Don't have any fight left.
Accept what's around you.
That's what this country was like.
Thought it would change someday.
Waited for it to change."
Instead, he made it his life-long mission to spread the word about the great Negro League, and to tell the story of the amazing players of his generation, and to trumpet their cause to be inducted into the Baseball Hall of Fame. Buck was truly an ambassador for the game of baseball. He was always a positive person, full of life and love for others, whose very presence in a room would make grown men and women cry while he asked them to remember the good times they had in their youths, spent with their fathers at baseball games. He not only wanted us to remember the great players of the past, but to see that baseball is indeed a great game, and one that deserves to be loved by many.
"Funny.
That's what I remember most,
Stories.
Don't remember the games much.
Don't remember names much.
Don't remember the bad times.
I forgot who won and lost most of the time.
Stories.
Silly stories.
I remember those."
Buck lived to be 94 years old, and was present at Cooperstown when 16 men and 1 woman from the Negro League were finally inducted into the Hall. Many felt that Buck also should have been one of those inducted on that day (myself included). Many were outraged at his exclusion, and people were dumbstruck and rightfully upset. But, Buck kept his positive attitude. He was even asked to speak at the induction ceremony.
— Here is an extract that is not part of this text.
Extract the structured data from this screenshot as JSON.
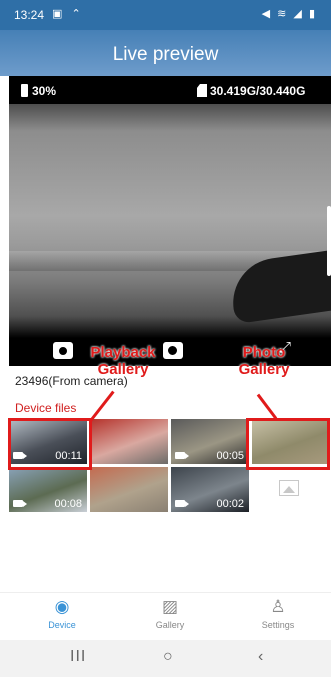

"Would you really speak? I asked Buck. Of course, he said happily. If they asked me...It would give me a chance to talk about these great players. It would give me a chance to tell the story again. Buck, I said slowly, I don't see how you...He put his arm on my shoulder and said: Think about this, son. What is my life about?"
Buck died before he got inducted into the Hall, but hopefully one day soon his plaque will adorn the walls of the Hall alongside the many other men who meant a great deal to the sport of baseball, and whose lives impacted countless people.